Meydanların kalabalık olup olmaması seçim sonucunu ne kadar etkiler? Çok kalabalık çok oy mu?
SİYASİ PARTİLER MİTİNGLERDEN VAZGEÇMELİ
Meydanlardaki kalabalık belirleyici bir biçimde siyasi partinin teveccühüne ölçü değildir. Ben bu kalabalıkların belirli bir suskunluk sarmalı yaratılarak, seçmende “ben de kazananın yanında yer alayım” duygusu telkin ettiğine de inanmıyorum.
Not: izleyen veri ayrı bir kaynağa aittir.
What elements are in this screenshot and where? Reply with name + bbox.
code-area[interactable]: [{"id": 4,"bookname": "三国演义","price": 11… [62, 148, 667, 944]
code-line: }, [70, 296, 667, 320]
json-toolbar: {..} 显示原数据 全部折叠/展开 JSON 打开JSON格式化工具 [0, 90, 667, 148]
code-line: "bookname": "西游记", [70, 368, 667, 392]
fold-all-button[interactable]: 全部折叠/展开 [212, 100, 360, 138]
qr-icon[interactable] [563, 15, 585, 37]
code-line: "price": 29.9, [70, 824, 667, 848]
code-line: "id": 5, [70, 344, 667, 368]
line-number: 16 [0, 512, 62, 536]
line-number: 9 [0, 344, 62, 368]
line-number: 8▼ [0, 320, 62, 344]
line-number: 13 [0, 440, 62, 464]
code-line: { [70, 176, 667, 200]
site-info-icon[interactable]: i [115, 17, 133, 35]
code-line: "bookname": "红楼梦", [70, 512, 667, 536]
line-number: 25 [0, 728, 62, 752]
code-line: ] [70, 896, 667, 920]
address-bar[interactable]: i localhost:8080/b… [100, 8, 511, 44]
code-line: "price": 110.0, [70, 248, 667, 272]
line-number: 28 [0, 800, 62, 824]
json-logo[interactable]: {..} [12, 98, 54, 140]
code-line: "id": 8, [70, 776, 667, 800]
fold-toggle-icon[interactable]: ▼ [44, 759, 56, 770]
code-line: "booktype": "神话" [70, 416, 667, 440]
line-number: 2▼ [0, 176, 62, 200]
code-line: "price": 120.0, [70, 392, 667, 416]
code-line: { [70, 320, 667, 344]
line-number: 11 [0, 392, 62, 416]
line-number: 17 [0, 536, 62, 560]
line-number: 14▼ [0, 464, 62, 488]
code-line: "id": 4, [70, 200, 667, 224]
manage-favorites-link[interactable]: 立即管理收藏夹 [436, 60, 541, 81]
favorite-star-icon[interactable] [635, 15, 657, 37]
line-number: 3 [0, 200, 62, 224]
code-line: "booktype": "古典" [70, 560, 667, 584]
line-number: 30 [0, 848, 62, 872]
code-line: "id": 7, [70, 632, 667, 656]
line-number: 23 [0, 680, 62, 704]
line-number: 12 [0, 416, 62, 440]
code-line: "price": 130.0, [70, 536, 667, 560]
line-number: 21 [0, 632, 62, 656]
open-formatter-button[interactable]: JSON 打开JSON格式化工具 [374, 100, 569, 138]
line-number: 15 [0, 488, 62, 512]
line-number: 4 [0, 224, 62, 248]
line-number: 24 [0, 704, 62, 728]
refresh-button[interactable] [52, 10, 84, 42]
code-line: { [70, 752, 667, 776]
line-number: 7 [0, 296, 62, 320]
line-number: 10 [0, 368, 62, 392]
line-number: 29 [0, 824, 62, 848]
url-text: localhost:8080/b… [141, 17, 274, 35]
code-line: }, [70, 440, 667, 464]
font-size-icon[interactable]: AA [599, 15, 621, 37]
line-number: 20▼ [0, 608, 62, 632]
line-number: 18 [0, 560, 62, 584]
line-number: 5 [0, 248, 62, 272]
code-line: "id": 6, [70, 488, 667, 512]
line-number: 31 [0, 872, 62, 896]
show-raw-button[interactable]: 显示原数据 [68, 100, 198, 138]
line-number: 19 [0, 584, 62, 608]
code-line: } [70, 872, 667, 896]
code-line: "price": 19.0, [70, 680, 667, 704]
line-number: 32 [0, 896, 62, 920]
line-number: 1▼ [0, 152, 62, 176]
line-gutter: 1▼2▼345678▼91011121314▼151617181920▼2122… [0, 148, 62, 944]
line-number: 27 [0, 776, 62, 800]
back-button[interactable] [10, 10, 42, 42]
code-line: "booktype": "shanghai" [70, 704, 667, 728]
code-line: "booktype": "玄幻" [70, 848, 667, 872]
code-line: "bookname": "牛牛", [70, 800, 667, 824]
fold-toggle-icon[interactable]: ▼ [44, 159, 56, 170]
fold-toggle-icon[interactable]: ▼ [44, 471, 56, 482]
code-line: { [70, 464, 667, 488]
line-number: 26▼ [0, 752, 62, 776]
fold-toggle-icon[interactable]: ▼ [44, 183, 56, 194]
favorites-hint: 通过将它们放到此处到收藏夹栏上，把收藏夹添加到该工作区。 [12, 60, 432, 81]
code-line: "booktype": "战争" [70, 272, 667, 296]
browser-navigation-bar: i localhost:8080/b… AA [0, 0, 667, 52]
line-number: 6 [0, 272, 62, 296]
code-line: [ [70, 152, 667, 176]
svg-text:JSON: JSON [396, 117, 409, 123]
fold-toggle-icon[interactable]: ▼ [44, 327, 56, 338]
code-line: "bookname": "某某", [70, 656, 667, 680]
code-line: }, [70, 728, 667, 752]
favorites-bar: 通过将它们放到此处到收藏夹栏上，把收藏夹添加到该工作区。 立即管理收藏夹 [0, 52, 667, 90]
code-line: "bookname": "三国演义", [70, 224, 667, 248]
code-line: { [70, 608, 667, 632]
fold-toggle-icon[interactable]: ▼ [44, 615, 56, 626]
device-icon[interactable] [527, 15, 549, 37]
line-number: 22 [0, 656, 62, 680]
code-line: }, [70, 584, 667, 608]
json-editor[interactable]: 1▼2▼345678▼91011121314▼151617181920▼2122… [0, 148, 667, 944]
Esasen, şu feci bir kirlilikten başka bir anlamı olmayan; sokaklardaki bağırış çığırışlardan, her yeri bayraklarla karartmaktan ve en çok da trafiği büyük kentlerde linç eden miting, konvoy ve çirkin gösterilerden bence siyasi partiler bir an evvel vazgeçmeli. Nitekim üç beş eli boş partiliden başka bu tür etkinliklere ilgi gösterene de rastlamadım.
Türk siyasi tarihine baktığımızda, 30 Mart 2014 seçimleri için "özel" diyebilir miyiz?
TÜRKİYE BU SEÇİMDEN SONRA BİR EŞİKTEN GEÇECEK
Evet, hem de çok özel bir seçim, en özeli hatta. Ne kadar farkındayız bilmiyorum ama Türkiye bu seçimden sonra bir eşikten geçecek. Cumhurbaşkanlığı seçimleri ve tarihimizdeki ilk sivil anayasa dahil, siyasal kurumlarla ilgili çok radikal değişimlere kadar bir süreç başlatabilir. Ya da tersine bazı projeksiyon ve akabindeki organizasyonlarla siyasete nasıl yön verildiğine dair kaygı ve kuşkuları güçlendirebilir. Ama benim tahminim ikisinin ortası. Yani, siyaseten var olan bir nesnel gerçekliğe rağmen bazı tasarıları hayata geçirmek imkansızdır. Aynı şekilde hiçbir zaman siyaset kendi doğal mecrasında işlemez ve her zaman şu veya bu biçimdeki, şu veya bu dozdaki müdahalelere maruz kalır.
-Kasetler üzerinden götürülen algı yönetiminin, seçmenin sandıktaki tercihini etkileyeceğini düşünüyor musunuz? Etkili olması halinde bu seçimlerin meşruiyetini tartışmalı hale getirir mi?
KASETLER SONUÇLARI SANILDIĞI KADAR ETKİLEMEYECEKTİR
Etkileyecektir ama sanıldığı kadar değil. Yani şu kadar ki, şayet AK Parti’ye karşı bir antipatiniz varsa, kasetler sizin bu duygularınızı keskinleştirecektir. Sempatiniz varsa ve yeterince direnç kazanmanızı sağlayacak argümanlara sahipseniz, siyasal kanaatinizde köklü değişiklikler olmayacaktır. Daha doğrusu bu tür algı organizasyonlarının etkilerine biz “katalizör etki” deriz. Varolanı bu tür girişimler güçlendirir, safları sıkılaştırır ama çok köklü tutum değişiklerine neden olmaz. Nitekim, görünen o ki seçim sonuçları bu söylediklerimizi teyit edecek bir nicelik ortaya koyacak. Dolayısıyla, meşruiyet konusu; seçimlerden sonra kıyasıya tartışılacak ve hatta kıyıma mesnet teşkil edecektir.